A los pobres que tienen una conciencia artística de pobres, les duele más su arte que su miseria, porque su arte tiene algo de pacto de sangre y de casa común ante los extraños. Así, el público abucheó a Pujol no porque interrumpiera a Los Chunguitos, sino porque le estaba tomando el pelo a una música que es su contraseña, su signo. Ellos cantan a la calle, al talego, al Vaquilla huyendo de unos maderos que son las fauces de la máquina de masticar basura de la sociedad, a unos amores morunos de celos y traiciones, a la supervivencia difícil y rabiosa de los desheredados. Con este trasfondo, Pujol quiso hacer con ellos el mitin de su derecha pudiente de Banca Catalana y Ascot en Montjuic, y eso es como si se hubiera colado lleno de joyones en el mismo bar del Pirata para pedirles el voto al Maki y al Popeye.

Pujol se olvida rápido de la pureza de sangre y de la ortodoxia de su "normalización lingüística", tan pronto como le hace falta hambrear votos. Él, que hace que en las universidades catalanas se presione a los investigadores para que no publiquen trabajos en castellano, baja luego a los arrabales a pedir en el idioma de Cervantes aunque con el enredo de unas eles almohadilladas en la lengua. Él, que más de una vez ha dejado claro su menosprecio por los andaluces, pone al culámen frondoso de Carmen Sevilla y a sus ovejitas a buscarle votantes, trae a "Maíta vende cá" y le falta poco para soltar un arsa trianero y hasta arrancarse por Camarón.
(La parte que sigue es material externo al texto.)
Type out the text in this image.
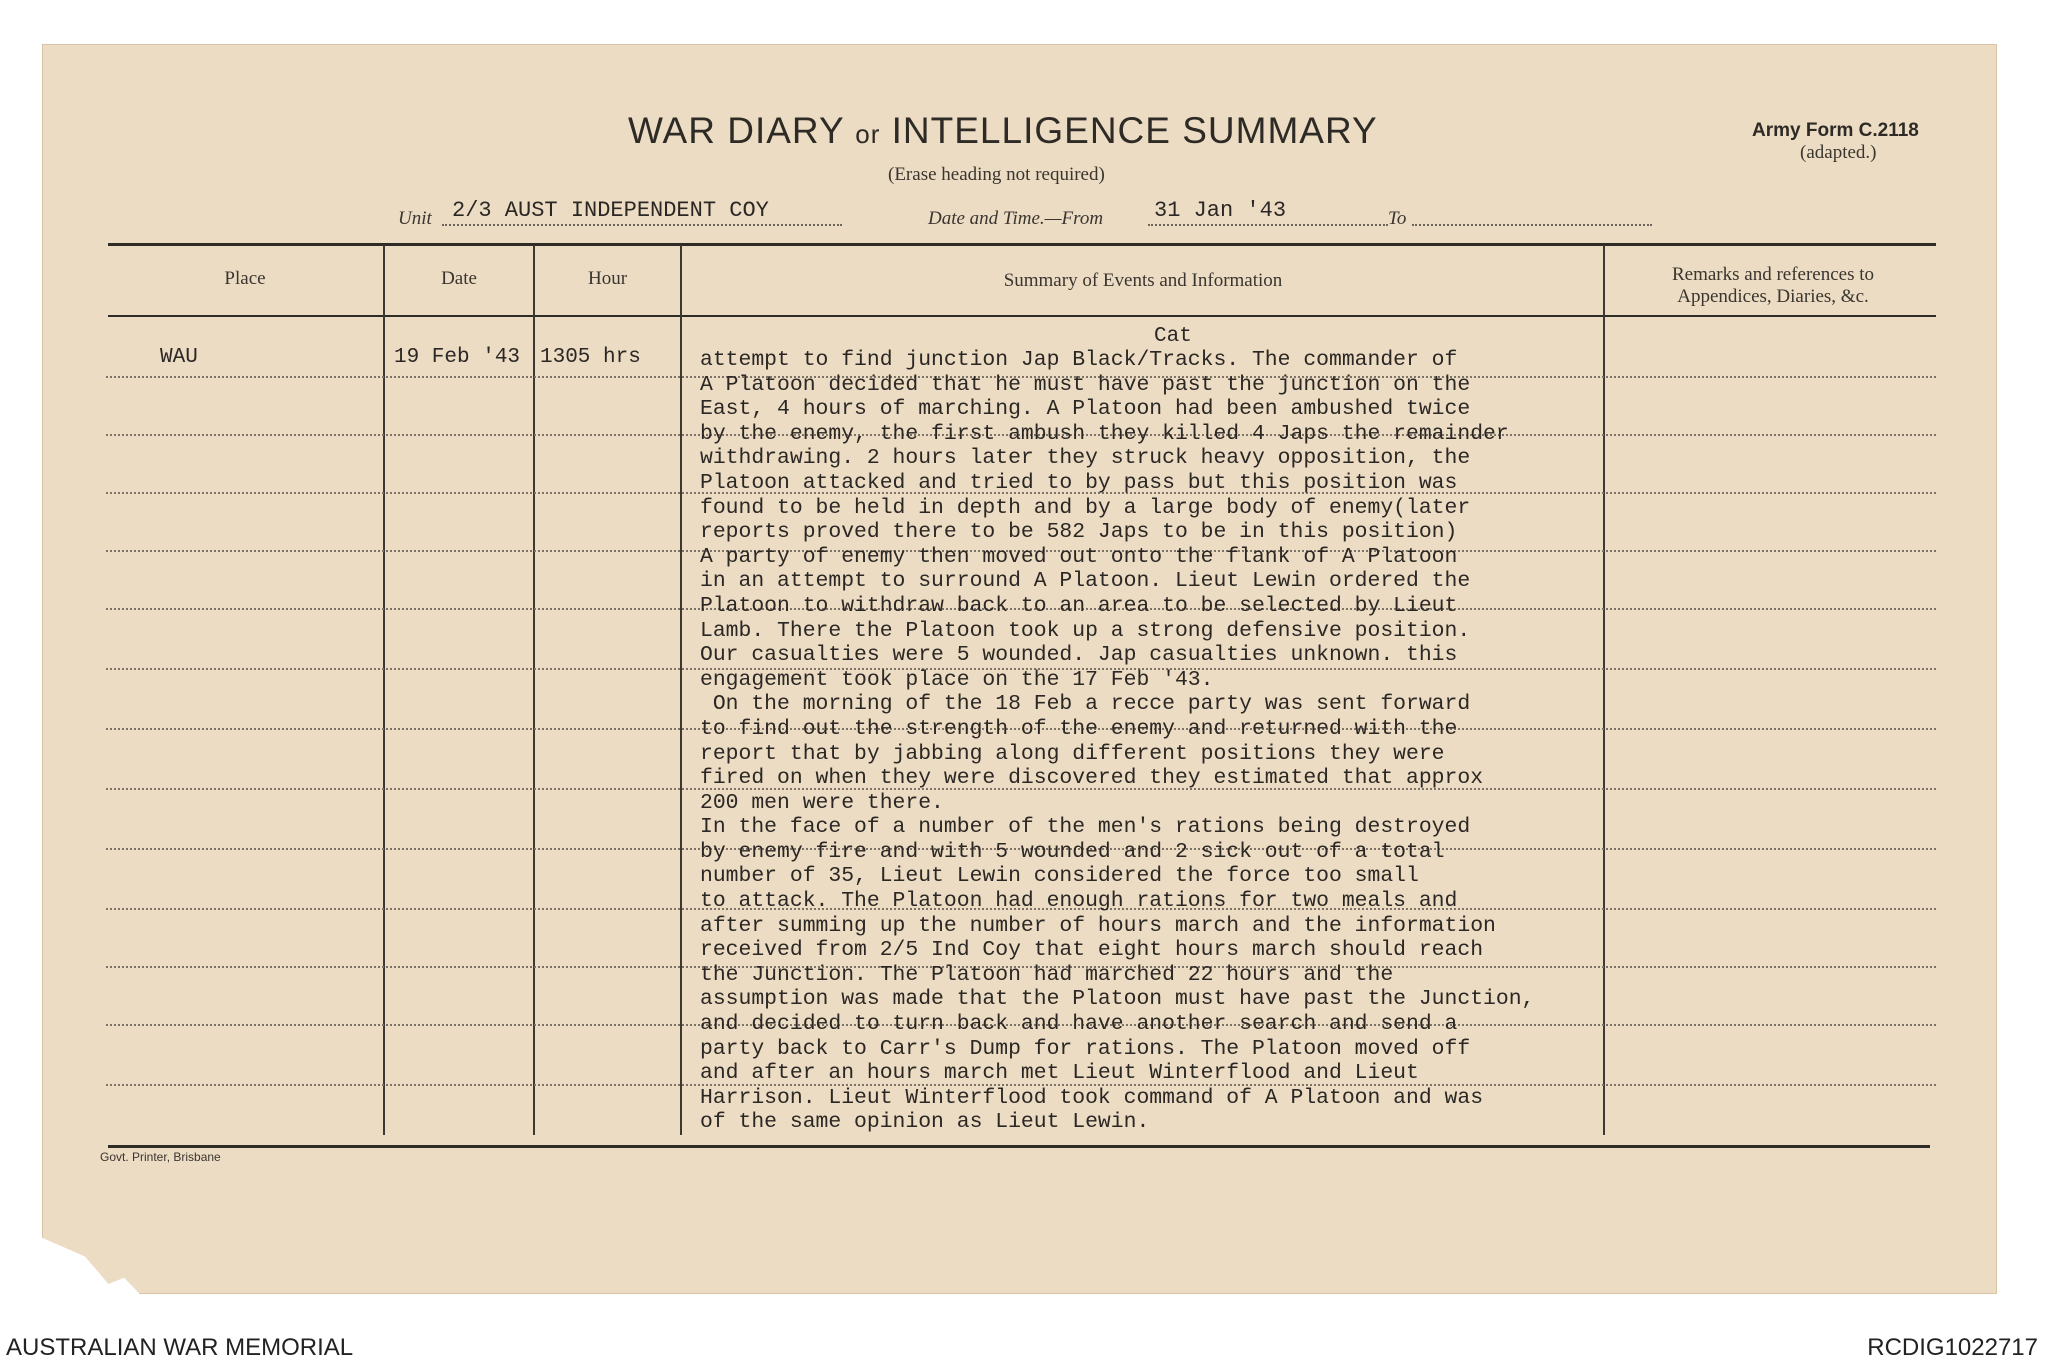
WAR DIARY or INTELLIGENCE SUMMARY
(Erase heading not required)
Army Form C.2118
(adapted.)
Unit 2/3 AUST INDEPENDENT COY	Date and Time.—From 31 Jan '43	To
Place	Date	Hour	Summary of Events and Information	Remarks and references to Appendices, Diaries, &c.
WAU	19 Feb '43 1305 hrs
Cat
attempt to find junction Jap Black/Tracks. The commander of
A Platoon decided that he must have past the junction on the
East, 4 hours of marching. A Platoon had been ambushed twice
by the enemy, the first ambush they killed 4 Japs the remainder
withdrawing. 2 hours later they struck heavy opposition, the
Platoon attacked and tried to by pass but this position was
found to be held in depth and by a large body of enemy(later
reports proved there to be 582 Japs to be in this position)
A party of enemy then moved out onto the flank of A Platoon
in an attempt to surround A Platoon. Lieut Lewin ordered the
Platoon to withdraw back to an area to be selected by Lieut
Lamb. There the Platoon took up a strong defensive position.
Our casualties were 5 wounded. Jap casualties unknown. this
engagement took place on the 17 Feb '43.
On the morning of the 18 Feb a recce party was sent forward
to find out the strength of the enemy and returned with the
report that by jabbing along different positions they were
fired on when they were discovered they estimated that approx
200 men were there.
In the face of a number of the men's rations being destroyed
by enemy fire and with 5 wounded and 2 sick out of a total
number of 35, Lieut Lewin considered the force too small
to attack. The Platoon had enough rations for two meals and
after summing up the number of hours march and the information
received from 2/5 Ind Coy that eight hours march should reach
the Junction. The Platoon had marched 22 hours and the
assumption was made that the Platoon must have past the Junction,
and decided to turn back and have another search and send a
party back to Carr's Dump for rations. The Platoon moved off
and after an hours march met Lieut Winterflood and Lieut
Harrison. Lieut Winterflood took command of A Platoon and was
of the same opinion as Lieut Lewin.
Govt. Printer, Brisbane
AUSTRALIAN WAR MEMORIAL	RCDIG1022717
Él, que cerró la COPE seguramente porque no ponían suficientes sardanas, pide ahora que le canten aquella copla de Los Chunguitos que decía "mama, mama", que le gusta, que por lo visto la escuchaba mucho en los tajos de las obras con el pañuelo anudado en la calva, o en las aceras más soleadas litrona en mano.

Con la malaje que tiene Pujol, con el porculo que les da a los pobrecitos que vienen de fuera hasta que les castra la lengua y el alma, con eso de su vergel catalán para los catalanes y las calaveras secas de vaca para el resto, con todo esto en la chepa, digo, todavía se creía que, por hacerse el graciosillo y el coleguita y el andaluz de gato gitano en el Cinturón Rojo, el público iba a llenarlo de vítores y a abrirle su alma proletaria. La peña, que no es tonta y conoce a sus enemigos, reaccionó, se rebeló, abucheó y le echó todos los avíos del puchero a la cabeza. Era la única respuesta posible a una invasión, a una provocación, al recochineo de un mundo que se ríe de otro y, encima, quiere montarse un karaoke con sus desgracias.